The evening star hung like a steadfast lamp over the dim ocean, and the air was so still that, when at last a faint stirring came in the grasses and leaves, it was as if some listening influence were passing softly away, as indeed I believe.
Skeptics may say that the wish was father to the thought. But I know better. And as for the flowers themselves, there is a strange susceptibility in the plant life we call “lower.” Of that truth I know many stories which I shall tell one day.

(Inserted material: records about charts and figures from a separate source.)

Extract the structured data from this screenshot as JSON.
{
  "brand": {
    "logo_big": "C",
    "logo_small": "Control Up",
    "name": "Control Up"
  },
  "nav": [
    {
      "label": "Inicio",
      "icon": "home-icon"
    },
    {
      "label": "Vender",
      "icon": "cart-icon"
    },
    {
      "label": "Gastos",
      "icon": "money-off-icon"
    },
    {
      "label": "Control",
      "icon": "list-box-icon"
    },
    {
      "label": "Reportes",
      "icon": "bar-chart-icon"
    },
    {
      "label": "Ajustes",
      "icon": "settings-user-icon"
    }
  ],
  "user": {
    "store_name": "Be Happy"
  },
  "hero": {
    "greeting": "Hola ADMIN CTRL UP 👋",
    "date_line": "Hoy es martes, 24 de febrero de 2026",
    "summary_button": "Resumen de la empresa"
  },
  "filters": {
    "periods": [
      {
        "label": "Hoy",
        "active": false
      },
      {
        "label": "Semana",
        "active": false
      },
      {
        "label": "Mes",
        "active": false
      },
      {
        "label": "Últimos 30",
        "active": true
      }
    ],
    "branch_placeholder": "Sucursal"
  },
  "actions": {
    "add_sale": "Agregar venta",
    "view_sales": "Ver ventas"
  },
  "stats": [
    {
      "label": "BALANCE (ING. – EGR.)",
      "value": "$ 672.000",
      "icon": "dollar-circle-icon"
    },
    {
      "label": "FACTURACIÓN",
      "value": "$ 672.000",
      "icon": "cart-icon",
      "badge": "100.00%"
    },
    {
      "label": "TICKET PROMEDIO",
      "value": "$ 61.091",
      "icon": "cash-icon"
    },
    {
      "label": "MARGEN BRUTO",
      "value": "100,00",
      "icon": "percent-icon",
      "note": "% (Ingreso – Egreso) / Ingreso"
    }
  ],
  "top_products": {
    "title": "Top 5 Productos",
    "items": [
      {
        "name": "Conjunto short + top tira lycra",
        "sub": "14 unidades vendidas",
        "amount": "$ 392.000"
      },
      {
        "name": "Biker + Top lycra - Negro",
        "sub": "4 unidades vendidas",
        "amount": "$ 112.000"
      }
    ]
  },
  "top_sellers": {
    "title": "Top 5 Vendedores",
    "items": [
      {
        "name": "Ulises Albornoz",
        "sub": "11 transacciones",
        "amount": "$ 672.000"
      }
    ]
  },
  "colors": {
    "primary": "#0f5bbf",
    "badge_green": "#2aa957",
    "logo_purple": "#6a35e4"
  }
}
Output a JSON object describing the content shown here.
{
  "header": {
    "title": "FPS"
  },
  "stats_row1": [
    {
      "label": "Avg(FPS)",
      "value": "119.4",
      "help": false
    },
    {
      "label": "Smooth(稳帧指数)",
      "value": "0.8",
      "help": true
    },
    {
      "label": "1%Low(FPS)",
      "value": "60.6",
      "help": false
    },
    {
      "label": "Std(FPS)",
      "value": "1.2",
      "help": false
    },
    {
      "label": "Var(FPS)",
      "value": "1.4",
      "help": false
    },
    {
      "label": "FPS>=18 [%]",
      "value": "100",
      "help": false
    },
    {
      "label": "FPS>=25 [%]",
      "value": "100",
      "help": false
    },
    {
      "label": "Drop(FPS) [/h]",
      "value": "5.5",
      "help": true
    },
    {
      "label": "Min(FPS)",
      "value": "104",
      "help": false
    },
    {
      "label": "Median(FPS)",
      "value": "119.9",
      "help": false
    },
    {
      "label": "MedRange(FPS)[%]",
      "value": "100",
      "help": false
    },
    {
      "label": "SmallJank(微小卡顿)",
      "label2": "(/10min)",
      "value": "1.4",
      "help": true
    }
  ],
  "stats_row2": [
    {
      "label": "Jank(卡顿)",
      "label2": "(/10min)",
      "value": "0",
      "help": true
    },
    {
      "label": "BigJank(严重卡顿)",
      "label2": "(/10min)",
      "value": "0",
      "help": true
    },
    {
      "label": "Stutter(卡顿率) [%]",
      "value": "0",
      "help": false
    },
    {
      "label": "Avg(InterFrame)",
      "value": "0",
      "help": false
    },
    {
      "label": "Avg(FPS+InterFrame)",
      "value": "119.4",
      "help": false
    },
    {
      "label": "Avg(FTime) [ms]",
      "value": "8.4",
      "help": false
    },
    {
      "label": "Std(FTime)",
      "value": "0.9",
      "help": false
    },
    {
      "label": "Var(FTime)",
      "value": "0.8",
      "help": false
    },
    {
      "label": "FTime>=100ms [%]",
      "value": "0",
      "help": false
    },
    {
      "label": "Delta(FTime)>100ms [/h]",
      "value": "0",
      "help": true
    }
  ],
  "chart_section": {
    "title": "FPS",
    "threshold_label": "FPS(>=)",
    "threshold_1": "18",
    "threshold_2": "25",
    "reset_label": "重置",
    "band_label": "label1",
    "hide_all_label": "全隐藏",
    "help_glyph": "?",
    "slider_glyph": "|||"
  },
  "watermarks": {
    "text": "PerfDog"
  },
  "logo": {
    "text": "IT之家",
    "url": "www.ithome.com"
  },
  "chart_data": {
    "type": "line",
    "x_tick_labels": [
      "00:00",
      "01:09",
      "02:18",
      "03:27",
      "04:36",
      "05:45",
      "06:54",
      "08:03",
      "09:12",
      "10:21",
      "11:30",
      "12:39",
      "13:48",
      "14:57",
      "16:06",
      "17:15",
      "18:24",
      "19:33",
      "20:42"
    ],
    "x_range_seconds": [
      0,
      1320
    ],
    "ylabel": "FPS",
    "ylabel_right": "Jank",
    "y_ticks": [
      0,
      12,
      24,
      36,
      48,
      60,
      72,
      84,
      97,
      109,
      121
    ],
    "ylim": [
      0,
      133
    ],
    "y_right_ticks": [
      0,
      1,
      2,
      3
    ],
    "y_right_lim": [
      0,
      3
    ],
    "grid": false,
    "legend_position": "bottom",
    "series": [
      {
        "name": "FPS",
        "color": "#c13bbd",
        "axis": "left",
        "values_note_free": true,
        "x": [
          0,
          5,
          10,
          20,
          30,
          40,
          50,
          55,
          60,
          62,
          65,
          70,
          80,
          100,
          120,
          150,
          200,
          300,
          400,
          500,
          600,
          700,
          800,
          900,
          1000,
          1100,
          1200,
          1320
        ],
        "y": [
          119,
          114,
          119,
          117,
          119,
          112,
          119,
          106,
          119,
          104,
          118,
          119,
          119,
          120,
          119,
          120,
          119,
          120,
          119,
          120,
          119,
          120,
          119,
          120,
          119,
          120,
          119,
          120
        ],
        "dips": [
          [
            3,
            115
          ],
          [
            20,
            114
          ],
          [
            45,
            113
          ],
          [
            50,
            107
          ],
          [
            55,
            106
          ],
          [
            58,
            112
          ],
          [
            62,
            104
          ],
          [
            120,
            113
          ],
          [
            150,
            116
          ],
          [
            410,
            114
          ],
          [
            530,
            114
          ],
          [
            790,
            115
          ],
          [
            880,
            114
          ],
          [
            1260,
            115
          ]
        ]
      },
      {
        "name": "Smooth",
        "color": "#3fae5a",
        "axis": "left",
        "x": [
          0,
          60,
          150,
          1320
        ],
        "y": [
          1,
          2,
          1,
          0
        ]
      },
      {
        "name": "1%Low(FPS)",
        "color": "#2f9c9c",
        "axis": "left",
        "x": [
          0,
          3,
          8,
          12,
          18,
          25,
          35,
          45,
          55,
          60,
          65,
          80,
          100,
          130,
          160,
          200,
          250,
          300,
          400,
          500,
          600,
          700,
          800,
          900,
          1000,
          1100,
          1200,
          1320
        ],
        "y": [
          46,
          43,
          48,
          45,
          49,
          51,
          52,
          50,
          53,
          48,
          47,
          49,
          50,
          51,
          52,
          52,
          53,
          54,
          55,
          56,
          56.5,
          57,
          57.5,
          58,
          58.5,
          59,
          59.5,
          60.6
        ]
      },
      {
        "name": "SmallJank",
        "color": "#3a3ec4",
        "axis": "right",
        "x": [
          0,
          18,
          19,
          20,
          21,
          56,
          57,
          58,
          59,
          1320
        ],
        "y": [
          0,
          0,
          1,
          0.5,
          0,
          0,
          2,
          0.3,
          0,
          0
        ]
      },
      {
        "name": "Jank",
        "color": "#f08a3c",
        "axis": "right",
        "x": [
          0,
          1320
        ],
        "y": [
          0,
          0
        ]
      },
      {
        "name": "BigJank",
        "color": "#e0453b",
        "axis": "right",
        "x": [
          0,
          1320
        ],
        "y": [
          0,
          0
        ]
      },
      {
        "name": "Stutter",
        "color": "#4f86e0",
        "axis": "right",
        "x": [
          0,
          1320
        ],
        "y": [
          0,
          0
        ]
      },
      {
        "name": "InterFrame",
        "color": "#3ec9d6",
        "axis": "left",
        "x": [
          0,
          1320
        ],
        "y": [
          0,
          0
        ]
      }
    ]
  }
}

But how shall I tell the beauty of Puto looking forth on its little sisters of the Archipelago with the serenity of a saint who has attained? I sat alone next day by the carved Rock of Meditation pondering these things, and bathing my soul in the peace of them as in deep water. The mystery of the place was about me, for Puto is a home of the mystic order of Buddhist monasticism which in India is called Jhana, in Japan Zen, and there were men at hand to whom the bond of the flesh is a thing easily unloosed. One sat on the height above me now in profound meditation.
I analyzed my own heart. Is it because all this with the atmosphere it creates, is so beautiful that I love it? Or is it because it presents a truth forgotten, lost, in our hurrying day of fevered unrest?
Because it is of the truth. That is the answer. None can doubt it who understands and loves these people and their teachings.
None—who is admitted to the quiet of their secret places and thoughts.
It is a truth which is a part of nature itself. Consider the lilies of the field. They breathe it, the soft breezes whisper it among the leaves of the maiden-hair trees, the measured cadence of the sea chimes it eternally on the golden shores of Puto.
They have the secret of peace, which we have immeasurably and to our ruin lost.